How to Write Well: Trusted Resources for Nonprofits and Foundations

We are lucky here at Prichard. We’re lucky because we’ve got a smarter portfolio of clients than we could ever have dreamed–and among all those smart clients are people who wow me–consistently–with their intelligence. I often think, “I can’t believe I’m in the same room with her!”

These people move mountains. They part seas. They alter the very fabric of our society for the better–between the time they wake up and the time they eat lunch. Every day. Maybe you’re one of them?

But mountains and seas aside, I’ve noticed a trend among some of these social innovators…these provocative changemakers…these dynamos of philanthropy. They might know how to conquer some of the world’s biggest problems but they often struggle to be effective at communicating with their internal and external target audiences: staff, peers, partners, funders, individual donors.

And any nonprofit executive director or foundation communications officer knows that failing at communications can be catastrophic to your growth and sustainability over the long term.
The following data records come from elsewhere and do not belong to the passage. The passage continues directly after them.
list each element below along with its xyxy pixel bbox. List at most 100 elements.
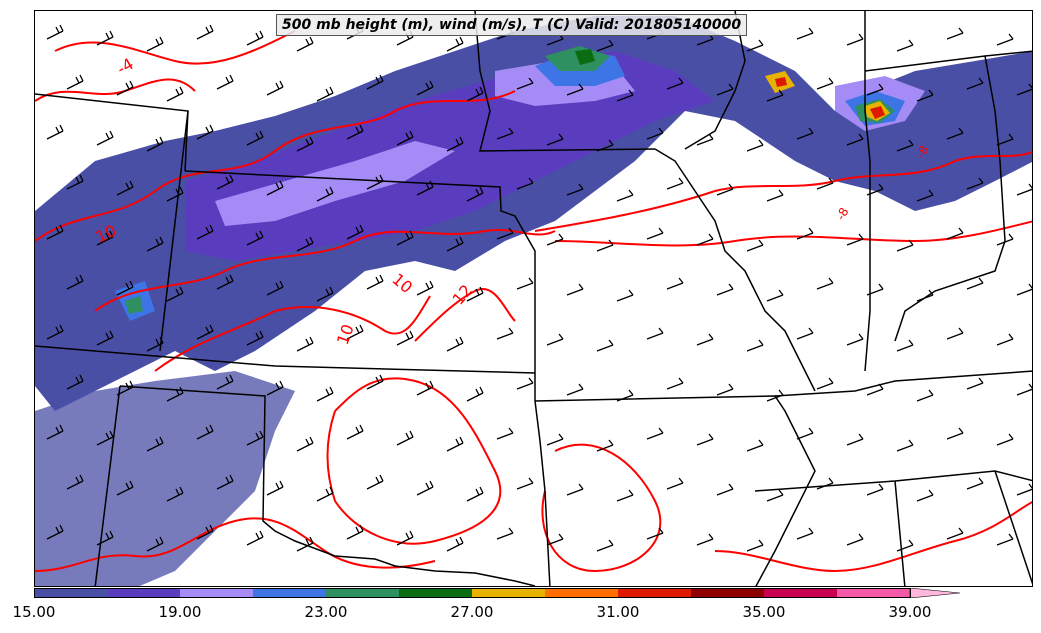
wind-barb-icon: [466, 186, 484, 202]
contour-label: 10: [333, 322, 358, 348]
wind-barb-icon: [446, 236, 464, 252]
wind-barb-icon: [816, 77, 834, 90]
wind-barb-icon: [916, 389, 934, 402]
wind-barb-icon: [816, 277, 834, 290]
wind-barb-icon: [366, 274, 384, 290]
wind-barb-icon: [896, 39, 914, 52]
wind-barb-icon: [166, 286, 184, 302]
wind-barb-icon: [366, 74, 384, 90]
wind-barb-icon: [616, 89, 634, 102]
wind-barb-icon: [916, 289, 934, 302]
wind-barb-icon: [146, 536, 164, 552]
wind-barb-icon: [946, 327, 964, 340]
wind-barb-icon: [66, 174, 84, 190]
wind-barb-icon: [116, 380, 134, 396]
wind-barb-icon: [666, 377, 684, 390]
wind-barb-icon: [396, 330, 414, 346]
wind-barb-icon: [796, 527, 814, 540]
wind-barb-icon: [516, 77, 534, 90]
wind-barb-icon: [46, 224, 64, 240]
colorbar-segment: [107, 588, 180, 598]
wind-barb-icon: [946, 227, 964, 240]
wind-barb-icon: [266, 280, 284, 296]
colorbar-tick-label: 27.00: [450, 603, 494, 621]
wind-barb-icon: [446, 336, 464, 352]
map-panel: -4 10 10 10 12 -8 -8: [34, 10, 1033, 587]
wind-barb-icon: [66, 374, 84, 390]
wind-barb-icon: [416, 480, 434, 496]
map-title: 500 mb height (m), wind (m/s), T (C) Val…: [276, 14, 748, 36]
wind-barb-icon: [446, 136, 464, 152]
wind-barb-icon: [446, 436, 464, 452]
wind-barb-icon: [946, 127, 964, 140]
wind-barb-icon: [166, 186, 184, 202]
wind-barb-icon: [316, 86, 334, 102]
wind-barb-icon: [196, 124, 214, 140]
wind-barb-icon: [516, 477, 534, 490]
contour-label: 10: [388, 270, 416, 298]
wind-barb-icon: [866, 383, 884, 396]
wind-barb-icon: [766, 389, 784, 402]
wind-barb-icon: [296, 36, 314, 52]
wind-barb-icon: [966, 177, 984, 190]
wind-barb-icon: [1016, 483, 1032, 496]
wind-barb-icon: [296, 536, 314, 552]
wind-barb-icon: [46, 124, 64, 140]
colorbar-extend-arrow: [909, 588, 961, 598]
wind-barb-icon: [846, 133, 864, 146]
wind-barb-icon: [66, 74, 84, 90]
wind-barb-icon: [566, 283, 584, 296]
wind-barb-icon: [496, 527, 514, 540]
wind-barb-icon: [946, 527, 964, 540]
wind-barb-icon: [796, 327, 814, 340]
wind-barb-icon: [396, 130, 414, 146]
wind-barb-icon: [1016, 183, 1032, 196]
wind-barb-icon: [446, 36, 464, 52]
wind-barb-icon: [396, 430, 414, 446]
wind-barb-icon: [1016, 383, 1032, 396]
colorbar-segment: [618, 588, 691, 598]
wind-barb-icon: [716, 383, 734, 396]
wind-barb-icon: [316, 286, 334, 302]
colorbar-segment: [180, 588, 253, 598]
wind-barb-icon: [146, 236, 164, 252]
wind-barb-icon: [266, 480, 284, 496]
colorbar-segment: [837, 588, 910, 598]
contour-label: -8: [833, 205, 851, 222]
wind-barb-icon: [1016, 283, 1032, 296]
wind-barb-icon: [666, 277, 684, 290]
wind-barb-icon: [96, 230, 114, 246]
wind-barb-icon: [616, 289, 634, 302]
wind-barb-icon: [146, 36, 164, 52]
wind-barb-icon: [296, 136, 314, 152]
wind-barb-icon: [916, 489, 934, 502]
wind-barb-icon: [816, 477, 834, 490]
wind-barb-icon: [946, 27, 964, 40]
wind-barb-icon: [746, 39, 764, 52]
wind-barb-icon: [166, 486, 184, 502]
colorbar-outline: [34, 588, 911, 598]
wind-barb-icon: [646, 427, 664, 440]
wind-barb-icon: [966, 477, 984, 490]
wind-barb-icon: [1016, 83, 1032, 96]
wind-barb-icon: [446, 536, 464, 552]
wind-barb-icon: [746, 139, 764, 152]
colorbar-tick-label: 31.00: [596, 603, 640, 621]
wind-barb-icon: [66, 474, 84, 490]
wind-barb-icon: [46, 424, 64, 440]
contour-label: 12: [449, 281, 477, 309]
wind-barb-icon: [346, 124, 364, 140]
wind-barb-icon: [796, 227, 814, 240]
wind-barb-icon: [946, 427, 964, 440]
wind-barb-icon: [266, 180, 284, 196]
wind-barb-icon: [366, 474, 384, 490]
wind-barb-icon: [546, 333, 564, 346]
wind-barb-icon: [346, 324, 364, 340]
wind-barb-icon: [966, 77, 984, 90]
wind-barb-icon: [116, 280, 134, 296]
wind-barb-icon: [746, 539, 764, 552]
wind-barb-icon: [816, 177, 834, 190]
wind-barb-icon: [466, 386, 484, 402]
wind-barb-icon: [766, 489, 784, 502]
wind-barb-icon: [866, 183, 884, 196]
If you can’t motivate your staff, if you can’t raise money, if you can’t recruit partners, how are you going to change the world?

Oh don’t get me wrong—they try to get their messages out there , but often even their simplest messages come across as scientific white papers, inadvertent yelling or confusing diatribes, rather than clear, concise thoughts that inspire audiences to take action.
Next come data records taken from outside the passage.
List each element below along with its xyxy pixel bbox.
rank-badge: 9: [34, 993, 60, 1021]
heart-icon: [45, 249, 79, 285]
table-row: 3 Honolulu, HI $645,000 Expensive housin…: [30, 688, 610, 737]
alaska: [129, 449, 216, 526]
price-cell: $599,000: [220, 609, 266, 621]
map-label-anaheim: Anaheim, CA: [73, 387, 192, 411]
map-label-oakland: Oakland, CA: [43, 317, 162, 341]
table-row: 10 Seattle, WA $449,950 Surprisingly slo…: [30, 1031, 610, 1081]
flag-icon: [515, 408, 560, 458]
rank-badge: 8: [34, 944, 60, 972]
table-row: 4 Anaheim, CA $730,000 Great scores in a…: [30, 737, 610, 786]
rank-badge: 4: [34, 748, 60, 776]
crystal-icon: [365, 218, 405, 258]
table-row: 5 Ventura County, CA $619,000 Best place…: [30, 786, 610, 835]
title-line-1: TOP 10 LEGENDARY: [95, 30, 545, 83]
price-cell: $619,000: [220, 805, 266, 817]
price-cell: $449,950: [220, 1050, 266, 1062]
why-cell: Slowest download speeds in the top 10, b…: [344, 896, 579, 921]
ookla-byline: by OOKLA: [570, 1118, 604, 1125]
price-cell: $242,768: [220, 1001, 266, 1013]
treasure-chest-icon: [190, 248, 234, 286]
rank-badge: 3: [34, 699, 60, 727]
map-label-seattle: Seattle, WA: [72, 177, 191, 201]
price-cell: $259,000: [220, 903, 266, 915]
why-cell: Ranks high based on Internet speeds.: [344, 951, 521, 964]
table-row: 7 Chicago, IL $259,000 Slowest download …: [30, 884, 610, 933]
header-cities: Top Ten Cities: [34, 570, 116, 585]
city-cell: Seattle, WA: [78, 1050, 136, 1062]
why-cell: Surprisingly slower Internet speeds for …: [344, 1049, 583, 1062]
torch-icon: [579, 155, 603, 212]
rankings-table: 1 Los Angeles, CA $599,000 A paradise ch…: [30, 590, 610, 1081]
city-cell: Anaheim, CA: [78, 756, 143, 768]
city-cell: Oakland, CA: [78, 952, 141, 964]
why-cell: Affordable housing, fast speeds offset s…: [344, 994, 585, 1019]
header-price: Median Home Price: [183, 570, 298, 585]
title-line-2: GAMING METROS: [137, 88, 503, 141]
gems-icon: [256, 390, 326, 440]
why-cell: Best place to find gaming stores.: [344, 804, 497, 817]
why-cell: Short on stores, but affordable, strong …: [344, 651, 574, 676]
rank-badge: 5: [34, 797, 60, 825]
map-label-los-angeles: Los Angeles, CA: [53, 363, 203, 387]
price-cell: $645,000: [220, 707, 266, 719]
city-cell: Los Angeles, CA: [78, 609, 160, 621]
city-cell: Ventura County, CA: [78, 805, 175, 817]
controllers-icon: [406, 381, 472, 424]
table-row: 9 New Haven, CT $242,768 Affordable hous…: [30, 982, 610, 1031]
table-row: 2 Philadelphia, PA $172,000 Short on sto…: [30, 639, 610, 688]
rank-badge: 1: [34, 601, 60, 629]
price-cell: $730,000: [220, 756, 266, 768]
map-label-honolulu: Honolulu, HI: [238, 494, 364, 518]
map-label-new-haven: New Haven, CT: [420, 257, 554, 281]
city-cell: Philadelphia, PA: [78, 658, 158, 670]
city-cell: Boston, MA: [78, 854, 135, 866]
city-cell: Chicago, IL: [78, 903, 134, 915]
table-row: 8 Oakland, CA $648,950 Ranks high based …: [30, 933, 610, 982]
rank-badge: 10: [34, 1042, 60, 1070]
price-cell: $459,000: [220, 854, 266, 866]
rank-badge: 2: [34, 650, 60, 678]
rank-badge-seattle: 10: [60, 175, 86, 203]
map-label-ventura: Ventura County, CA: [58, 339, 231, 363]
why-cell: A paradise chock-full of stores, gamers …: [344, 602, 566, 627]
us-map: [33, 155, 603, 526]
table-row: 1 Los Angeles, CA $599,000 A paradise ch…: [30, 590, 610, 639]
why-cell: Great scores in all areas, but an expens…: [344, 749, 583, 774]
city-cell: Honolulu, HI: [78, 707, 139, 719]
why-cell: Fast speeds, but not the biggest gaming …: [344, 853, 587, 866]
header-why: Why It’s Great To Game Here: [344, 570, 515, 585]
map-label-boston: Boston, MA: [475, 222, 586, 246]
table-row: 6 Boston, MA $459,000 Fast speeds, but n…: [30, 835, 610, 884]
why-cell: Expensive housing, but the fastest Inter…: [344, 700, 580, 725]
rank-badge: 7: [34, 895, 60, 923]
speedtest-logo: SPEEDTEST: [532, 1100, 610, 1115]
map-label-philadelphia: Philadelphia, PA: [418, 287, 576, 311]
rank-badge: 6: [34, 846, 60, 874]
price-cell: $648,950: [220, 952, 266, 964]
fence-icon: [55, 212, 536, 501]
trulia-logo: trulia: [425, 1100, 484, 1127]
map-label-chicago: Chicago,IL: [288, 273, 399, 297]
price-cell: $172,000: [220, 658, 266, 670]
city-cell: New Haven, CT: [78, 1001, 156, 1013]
They’re communicating in their own way–they’re just not communicating in a way that helps them Win Friends and Influence People.

They bury their headlines or don’t write them at all. They use improper punctuation. They wax poetic about time sensitive activities. They forget to make ‘the ask.’ They’re talking alright… but no one is listening.

Sound like you or someone you know? (It’s okay, I’ll never tell!)

Dig up YOUR inner change maker—YOUR inner world saver and share with them Team Prichard’s favorite resources for effective communications (traditional and/or online)—you might end up with a nicely written thank you note in your near future!

1. [Book]: Writing That Works: How to Communicate Effectively in Business, Kenneth Roman and Joel Raphaelson

2. [E-Newsletter]: Wiley’s Writing Tips

3. [Book]: A Quick and Not So Dirty Guide to Business Writing, Charles Marsh (Note: Dated but the basics persevere. This was my “bible” during college and remains so today.)

4. [Website]: “Jargon Finder” The Communications Network

5. [Book]: On Writing Well, William Zinsser

6. [Book]: Eats, Shoots and Leaves: The Zero Tolerance Approach to Punctuation, Lynne Truss

7. [Book, Style Guide]: The Elements of Style, William Strunk and E.B. White

8. [Website]: “Grammar Girl,” Quick and Dirty Tips

9. [Blog]: “Copyblogger

10. [E-Book]: 52 Headline Hacks, John Morrow

11. [Website]: “Purdue Online Writing Lab,” Purdue University

What did I miss? What resources help you be more effective in communicating? Let me know in the comments.

 

Jennie Day-Burget

Former Vice President and Managing Director Jennie Day-Burget is a lover of surprises, wine and chevron (the pattern, not the oil company). Jennie has worked in communications and public relations for more than a decade and cites the hashtag (#) as her favorite communications innovation.